If you have to differentiate between member of the same race based on a non-racial criterion, the issue ceases to be racial. If you create a set aside for low income blacks, why not low income something else?

cprise

(8,445 posts)
3. You can't remove it as a criterion
Mon May 20, 2013, 04:02 PM
May 2013

as long as there is significant tendency toward discrimination against certain groups. Racist preferences and resegregation would swamp the system esp. in the current climate.

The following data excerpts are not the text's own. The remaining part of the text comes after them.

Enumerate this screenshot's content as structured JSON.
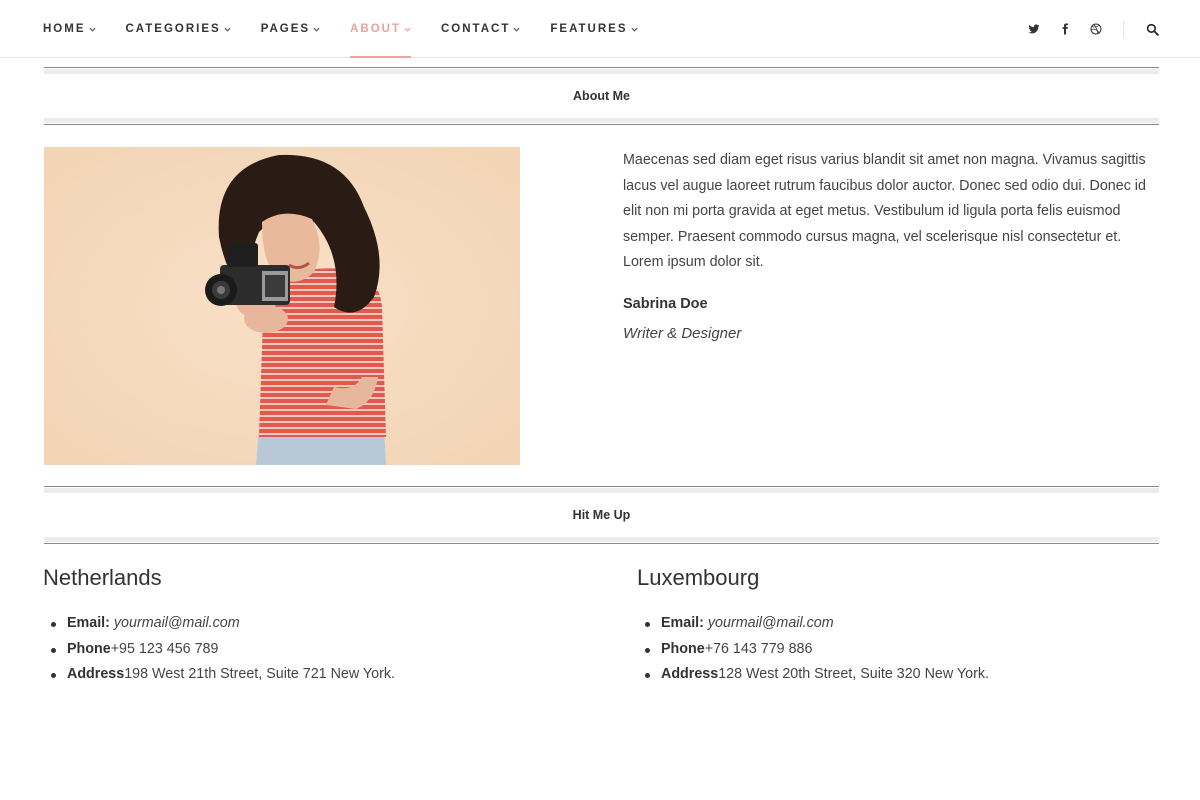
{
  "nav": {
    "items": [
      {
        "label": "HOME"
      },
      {
        "label": "CATEGORIES"
      },
      {
        "label": "PAGES"
      },
      {
        "label": "ABOUT"
      },
      {
        "label": "CONTACT"
      },
      {
        "label": "FEATURES"
      }
    ],
    "active_index": 3,
    "accent_color": "#e8a39a"
  },
  "header_icons": [
    "twitter-icon",
    "facebook-icon",
    "dribbble-icon",
    "search-icon"
  ],
  "about": {
    "section_title": "About Me",
    "bio": "Maecenas sed diam eget risus varius blandit sit amet non magna. Vivamus sagittis lacus vel augue laoreet rutrum faucibus dolor auctor. Donec sed odio dui. Donec id elit non mi porta gravida at eget metus. Vestibulum id ligula porta felis euismod semper. Praesent commodo cursus magna, vel scelerisque nisl consectetur et. Lorem ipsum dolor sit.",
    "name": "Sabrina Doe",
    "role": "Writer & Designer"
  },
  "contact": {
    "section_title": "Hit Me Up",
    "offices": [
      {
        "city": "Netherlands",
        "email_label": "Email:",
        "email": "yourmail@mail.com",
        "phone_label": "Phone",
        "phone": "+95 123 456 789",
        "address_label": "Address",
        "address": "198 West 21th Street, Suite 721 New York."
      },
      {
        "city": "Luxembourg",
        "email_label": "Email:",
        "email": "yourmail@mail.com",
        "phone_label": "Phone",
        "phone": "+76 143 779 886",
        "address_label": "Address",
        "address": "128 West 20th Street, Suite 320 New York."
      }
    ]
  }
}
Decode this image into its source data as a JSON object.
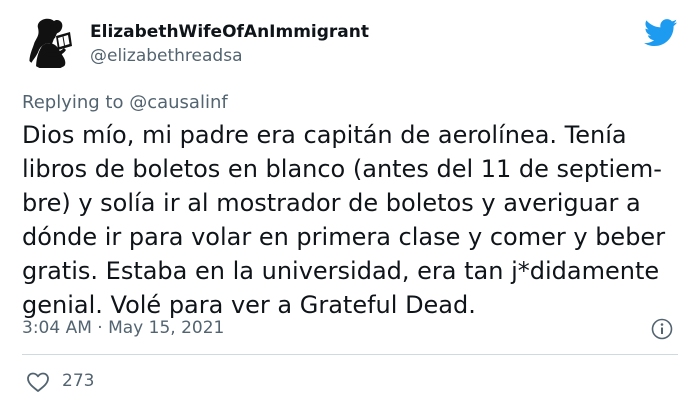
{
  "user": {
    "display_name": "ElizabethWifeOfAnImmigrant",
    "handle": "@elizabethreadsa"
  },
  "reply": {
    "prefix": "Replying to",
    "mention": "@causalinf"
  },
  "tweet": {
    "text": "Dios mío, mi padre era capitán de aerolínea. Tenía\nlibros de boletos en blanco (antes del 11 de septiem-\nbre) y solía ir al mostrador de boletos y averiguar a\ndónde ir para volar en primera clase y comer y beber\ngratis. Estaba en la universidad, era tan j*didamente\ngenial. Volé para ver a Grateful Dead.",
    "timestamp": "3:04 AM · May 15, 2021"
  },
  "engagement": {
    "likes": "273"
  },
  "icons": {
    "brand": "twitter-bird-icon",
    "info": "info-icon",
    "like": "heart-icon"
  },
  "colors": {
    "brand": "#1d9bf0",
    "text": "#0f1419",
    "muted": "#536471",
    "divider": "#cfd9de"
  }
}
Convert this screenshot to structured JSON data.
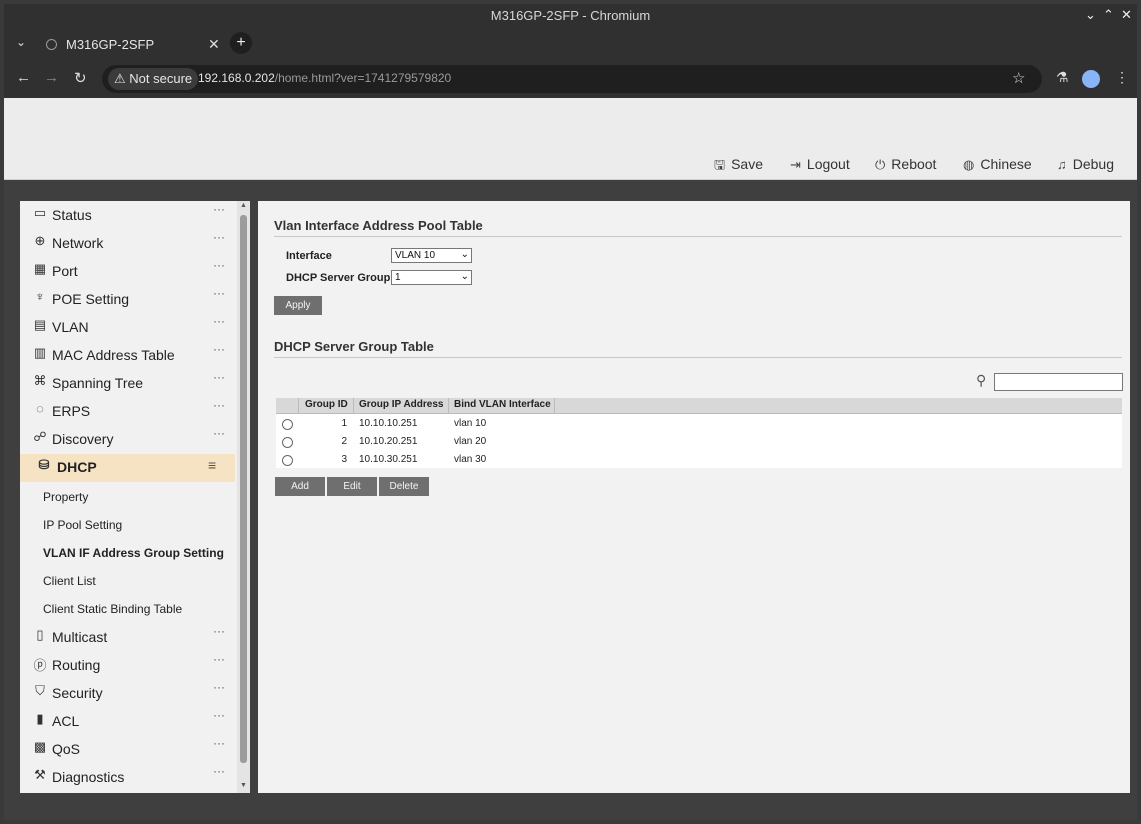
{
  "window": {
    "title": "M316GP-2SFP - Chromium"
  },
  "browser": {
    "tab_title": "M316GP-2SFP",
    "security_label": "Not secure",
    "url_host": "192.168.0.202",
    "url_path": "/home.html?ver=1741279579820"
  },
  "header": {
    "buttons": [
      {
        "label": "Save",
        "icon": "save-icon"
      },
      {
        "label": "Logout",
        "icon": "logout-icon"
      },
      {
        "label": "Reboot",
        "icon": "power-icon"
      },
      {
        "label": "Chinese",
        "icon": "globe-icon"
      },
      {
        "label": "Debug",
        "icon": "bell-icon"
      }
    ]
  },
  "sidebar": {
    "items": [
      {
        "label": "Status",
        "icon": "monitor-icon"
      },
      {
        "label": "Network",
        "icon": "globe-icon"
      },
      {
        "label": "Port",
        "icon": "port-icon"
      },
      {
        "label": "POE Setting",
        "icon": "plug-icon"
      },
      {
        "label": "VLAN",
        "icon": "vlan-icon"
      },
      {
        "label": "MAC Address Table",
        "icon": "table-icon"
      },
      {
        "label": "Spanning Tree",
        "icon": "tree-icon"
      },
      {
        "label": "ERPS",
        "icon": "ring-icon"
      },
      {
        "label": "Discovery",
        "icon": "topology-icon"
      },
      {
        "label": "DHCP",
        "icon": "database-icon"
      },
      {
        "label": "Multicast",
        "icon": "multicast-icon"
      },
      {
        "label": "Routing",
        "icon": "routing-icon"
      },
      {
        "label": "Security",
        "icon": "shield-icon"
      },
      {
        "label": "ACL",
        "icon": "acl-icon"
      },
      {
        "label": "QoS",
        "icon": "qos-icon"
      },
      {
        "label": "Diagnostics",
        "icon": "wrench-icon"
      }
    ],
    "active": "DHCP",
    "dhcp_sub": [
      {
        "label": "Property"
      },
      {
        "label": "IP Pool Setting"
      },
      {
        "label": "VLAN IF Address Group Setting"
      },
      {
        "label": "Client List"
      },
      {
        "label": "Client Static Binding Table"
      }
    ],
    "current_sub": "VLAN IF Address Group Setting"
  },
  "pool_section": {
    "title": "Vlan Interface Address Pool Table",
    "interface_label": "Interface",
    "interface_value": "VLAN 10",
    "group_label": "DHCP Server Group",
    "group_value": "1",
    "apply_label": "Apply"
  },
  "group_section": {
    "title": "DHCP Server Group Table",
    "search_value": "",
    "columns": [
      "Group ID",
      "Group IP Address",
      "Bind VLAN Interface"
    ],
    "rows": [
      {
        "id": "1",
        "ip": "10.10.10.251",
        "vlan": "vlan 10"
      },
      {
        "id": "2",
        "ip": "10.10.20.251",
        "vlan": "vlan 20"
      },
      {
        "id": "3",
        "ip": "10.10.30.251",
        "vlan": "vlan 30"
      }
    ],
    "add_label": "Add",
    "edit_label": "Edit",
    "delete_label": "Delete"
  },
  "colors": {
    "active_item_bg": "#f6e3c4",
    "button_gray": "#6f6f6f",
    "browser_dark": "#303030"
  }
}
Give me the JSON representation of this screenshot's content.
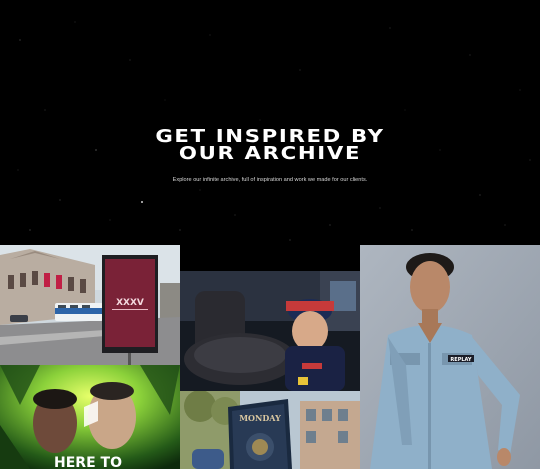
{
  "hero": {
    "title_line1": "GET INSPIRED BY",
    "title_line2": "OUR ARCHIVE",
    "subtitle": "Explore our infinite archive, full of inspiration and work we made for our clients."
  },
  "tiles": [
    {
      "name": "tile-amsterdam-tram",
      "sign_text": "XXXV"
    },
    {
      "name": "tile-racing-driver"
    },
    {
      "name": "tile-replay-model",
      "badge_text": "REPLAY"
    },
    {
      "name": "tile-jungle-portrait",
      "headline": "HERE TO"
    },
    {
      "name": "tile-street-poster",
      "poster_text": "MONDAY"
    }
  ]
}
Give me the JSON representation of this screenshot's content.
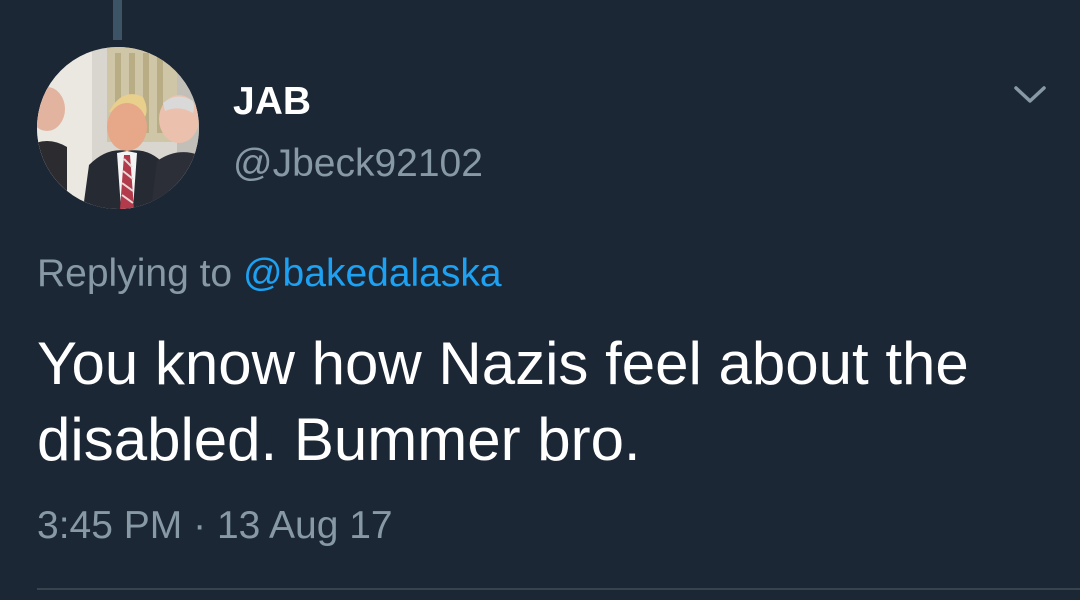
{
  "tweet": {
    "author": {
      "display_name": "JAB",
      "handle": "@Jbeck92102",
      "avatar_icon": "profile-photo"
    },
    "reply": {
      "prefix": "Replying to",
      "to_user": "@bakedalaska"
    },
    "text": "You know how Nazis feel about the disabled. Bummer bro.",
    "time": "3:45 PM",
    "separator": "·",
    "date": "13 Aug 17",
    "menu_icon": "chevron-down-icon"
  },
  "colors": {
    "background": "#1c2735",
    "primary_text": "#ffffff",
    "secondary_text": "#8899a6",
    "link": "#1da1f2",
    "thread_line": "#3d5466"
  }
}
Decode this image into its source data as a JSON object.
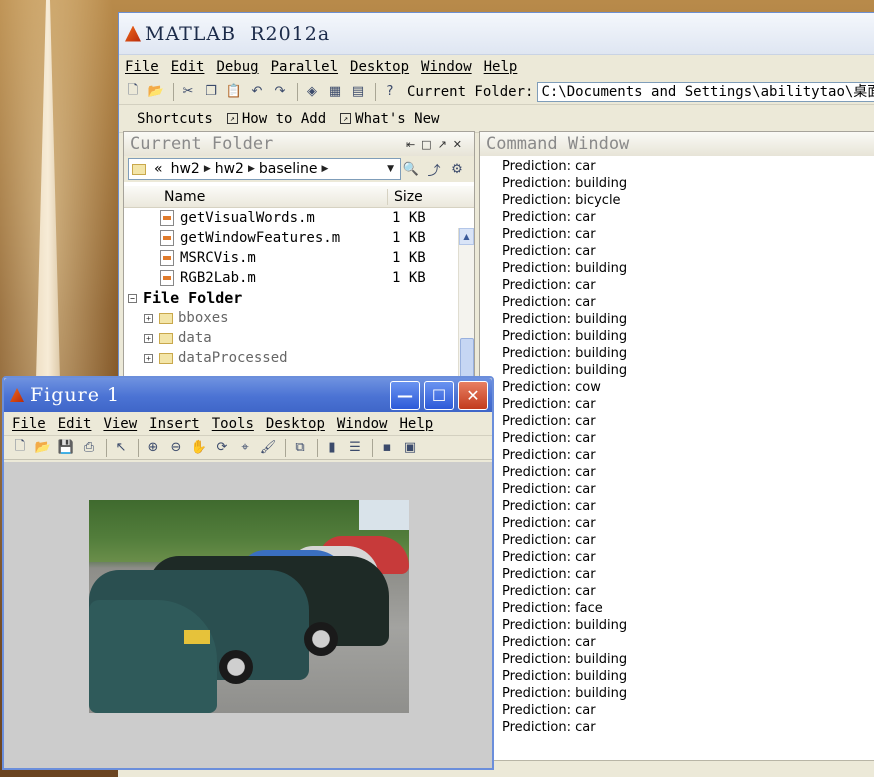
{
  "matlab": {
    "title": "MATLAB  R2012a",
    "menu": [
      "File",
      "Edit",
      "Debug",
      "Parallel",
      "Desktop",
      "Window",
      "Help"
    ],
    "current_folder_label": "Current Folder:",
    "current_folder_path": "C:\\Documents and Settings\\abilitytao\\桌面\\",
    "shortcuts": [
      "Shortcuts",
      "How to Add",
      "What's New"
    ]
  },
  "current_folder": {
    "title": "Current Folder",
    "breadcrumb": [
      "«",
      "hw2",
      "hw2",
      "baseline"
    ],
    "columns": {
      "name": "Name",
      "size": "Size"
    },
    "files": [
      {
        "name": "getVisualWords.m",
        "size": "1 KB"
      },
      {
        "name": "getWindowFeatures.m",
        "size": "1 KB"
      },
      {
        "name": "MSRCVis.m",
        "size": "1 KB"
      },
      {
        "name": "RGB2Lab.m",
        "size": "1 KB"
      }
    ],
    "group_label": "File Folder",
    "folders": [
      "bboxes",
      "data",
      "dataProcessed"
    ]
  },
  "command_window": {
    "title": "Command Window",
    "lines": [
      "Prediction: car",
      "Prediction: building",
      "Prediction: bicycle",
      "Prediction: car",
      "Prediction: car",
      "Prediction: car",
      "Prediction: building",
      "Prediction: car",
      "Prediction: car",
      "Prediction: building",
      "Prediction: building",
      "Prediction: building",
      "Prediction: building",
      "Prediction: cow",
      "Prediction: car",
      "Prediction: car",
      "Prediction: car",
      "Prediction: car",
      "Prediction: car",
      "Prediction: car",
      "Prediction: car",
      "Prediction: car",
      "Prediction: car",
      "Prediction: car",
      "Prediction: car",
      "Prediction: car",
      "Prediction: face",
      "Prediction: building",
      "Prediction: car",
      "Prediction: building",
      "Prediction: building",
      "Prediction: building",
      "Prediction: car",
      "Prediction: car"
    ]
  },
  "figure": {
    "title": "Figure 1",
    "menu": [
      "File",
      "Edit",
      "View",
      "Insert",
      "Tools",
      "Desktop",
      "Window",
      "Help"
    ]
  }
}
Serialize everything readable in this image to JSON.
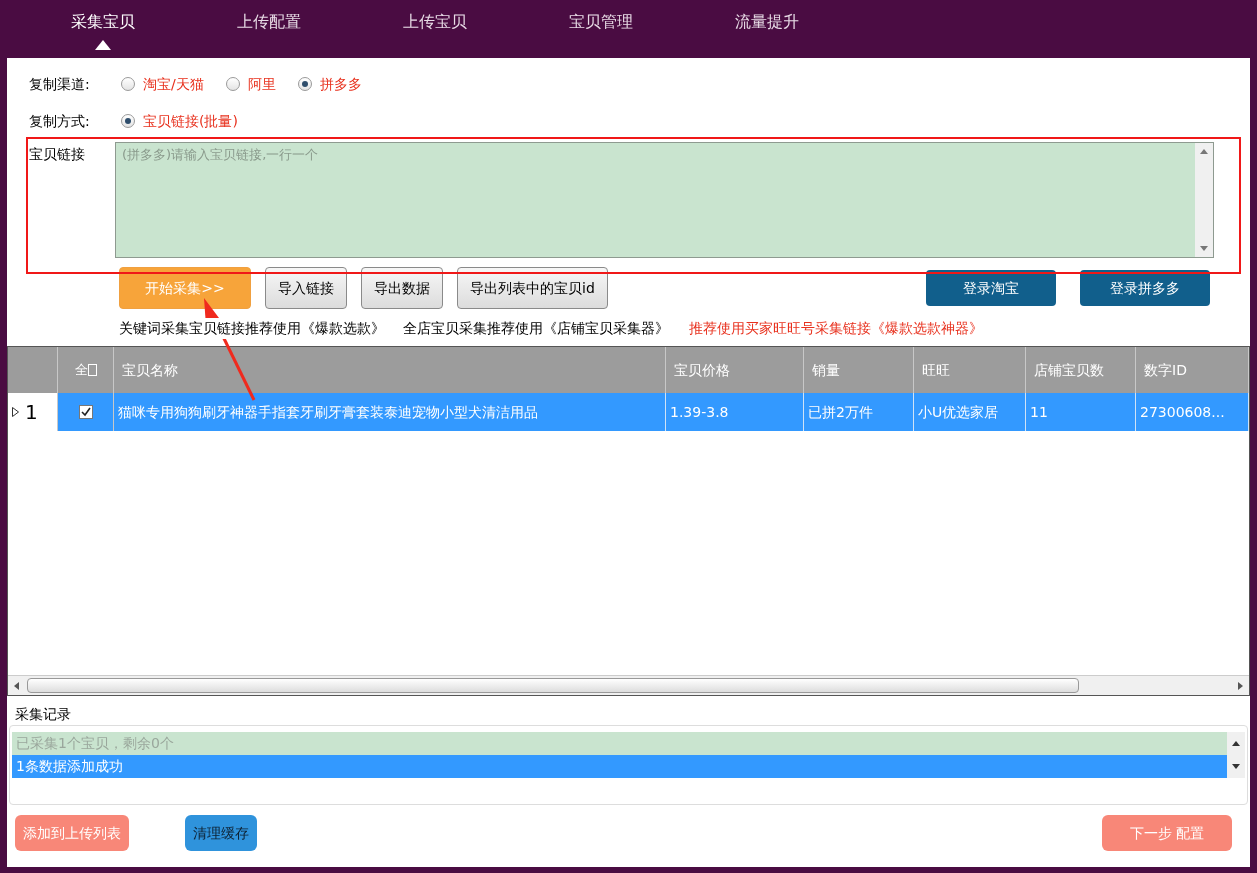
{
  "tabs": [
    {
      "label": "采集宝贝",
      "selected": true
    },
    {
      "label": "上传配置",
      "selected": false
    },
    {
      "label": "上传宝贝",
      "selected": false
    },
    {
      "label": "宝贝管理",
      "selected": false
    },
    {
      "label": "流量提升",
      "selected": false
    }
  ],
  "channel": {
    "label": "复制渠道:",
    "options": [
      {
        "label": "淘宝/天猫",
        "selected": false
      },
      {
        "label": "阿里",
        "selected": false
      },
      {
        "label": "拼多多",
        "selected": true
      }
    ]
  },
  "method": {
    "label": "复制方式:",
    "options": [
      {
        "label": "宝贝链接(批量)",
        "selected": true
      }
    ]
  },
  "link": {
    "label": "宝贝链接",
    "placeholder": "(拼多多)请输入宝贝链接,一行一个"
  },
  "actions": [
    {
      "label": "开始采集>>",
      "kind": "primary"
    },
    {
      "label": "导入链接",
      "kind": "plain"
    },
    {
      "label": "导出数据",
      "kind": "plain"
    },
    {
      "label": "导出列表中的宝贝id",
      "kind": "plain"
    }
  ],
  "logins": [
    "登录淘宝",
    "登录拼多多"
  ],
  "tips": [
    {
      "text": "关键词采集宝贝链接推荐使用《爆款选款》",
      "kind": "normal"
    },
    {
      "text": "全店宝贝采集推荐使用《店铺宝贝采集器》",
      "kind": "normal"
    },
    {
      "text": "推荐使用买家旺旺号采集链接《爆款选款神器》",
      "kind": "alert"
    }
  ],
  "table": {
    "select_all": "全",
    "columns": [
      "宝贝名称",
      "宝贝价格",
      "销量",
      "旺旺",
      "店铺宝贝数",
      "数字ID"
    ],
    "rows": [
      {
        "index": "1",
        "checked": true,
        "selected": true,
        "cells": [
          "猫咪专用狗狗刷牙神器手指套牙刷牙膏套装泰迪宠物小型犬清洁用品",
          "1.39-3.8",
          "已拼2万件",
          "小U优选家居",
          "11",
          "27300608..."
        ]
      }
    ]
  },
  "log": {
    "title": "采集记录",
    "lines": [
      {
        "text": "已采集1个宝贝，剩余0个",
        "selected": false
      },
      {
        "text": "1条数据添加成功",
        "selected": true
      }
    ]
  },
  "footer": [
    {
      "label": "添加到上传列表",
      "kind": "salmon"
    },
    {
      "label": "清理缓存",
      "kind": "blue"
    },
    {
      "label": "下一步 配置",
      "kind": "salmon"
    }
  ]
}
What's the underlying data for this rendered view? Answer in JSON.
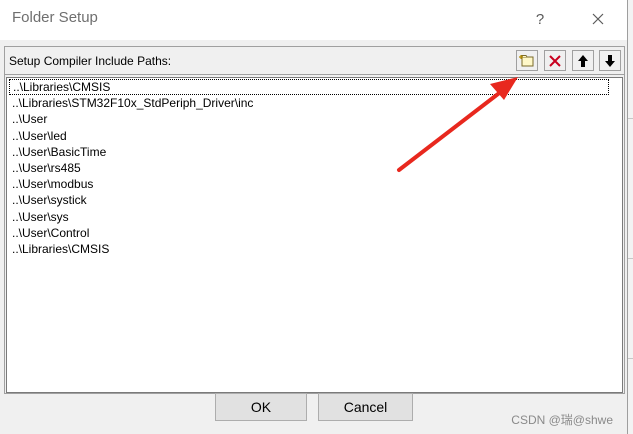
{
  "window": {
    "title": "Folder Setup",
    "help_glyph": "?"
  },
  "group": {
    "label": "Setup Compiler Include Paths:"
  },
  "paths": [
    "..\\Libraries\\CMSIS",
    "..\\Libraries\\STM32F10x_StdPeriph_Driver\\inc",
    "..\\User",
    "..\\User\\led",
    "..\\User\\BasicTime",
    "..\\User\\rs485",
    "..\\User\\modbus",
    "..\\User\\systick",
    "..\\User\\sys",
    "..\\User\\Control",
    "..\\Libraries\\CMSIS"
  ],
  "focused_index": 0,
  "buttons": {
    "ok": "OK",
    "cancel": "Cancel"
  },
  "toolbar_icons": [
    "new-folder-icon",
    "delete-x-icon",
    "arrow-up-icon",
    "arrow-down-icon"
  ],
  "annotation": {
    "arrow_color": "#e8281e"
  },
  "watermark": "CSDN @瑞@shwe"
}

FWIW, what the article describes may have little to do with race and is more related to perverse incentives that cause even state colleges to prefer foreign students.

cprise

(8,445 posts)
2. Isn't this tied to the incentivizing of foreign enrollment?
Mon May 20, 2013, 03:56 PM
May 2013

Where even state colleges are preferentially recruiting foreign students because the system of incentives make those students' enrollments more lucrative than having American students.

 

FarCenter

(19,429 posts)
4. These aren't foreign students --they are immigrants or children of immigrants
Mon May 20, 2013, 06:11 PM
May 2013

The article goes on to say:

Other black scholars have also brought up the touchy issue of who's benefitting from affirmative action. At a reunion of Harvard's black alumni in 2004, the noted Harvard professors Lani Guinier and Henry Louis Gates Jr. pointed out that roughly two-thirds of Harvard's black undergrads at the time were immigrants or their children, or children of interracial couples.


There was also an article in the Wilson Quarterly some years back that said that the West Indian immigrant population had a higher socioeconomic standing that the average white ethnic group.
 

byeya

(2,842 posts)
5. I think afirmative action should be based on class and need. Poor people from Appalachia, an
Mon May 20, 2013, 06:25 PM
May 2013

area where education is not a priority, deserve government help more than children of well off lawyers(say).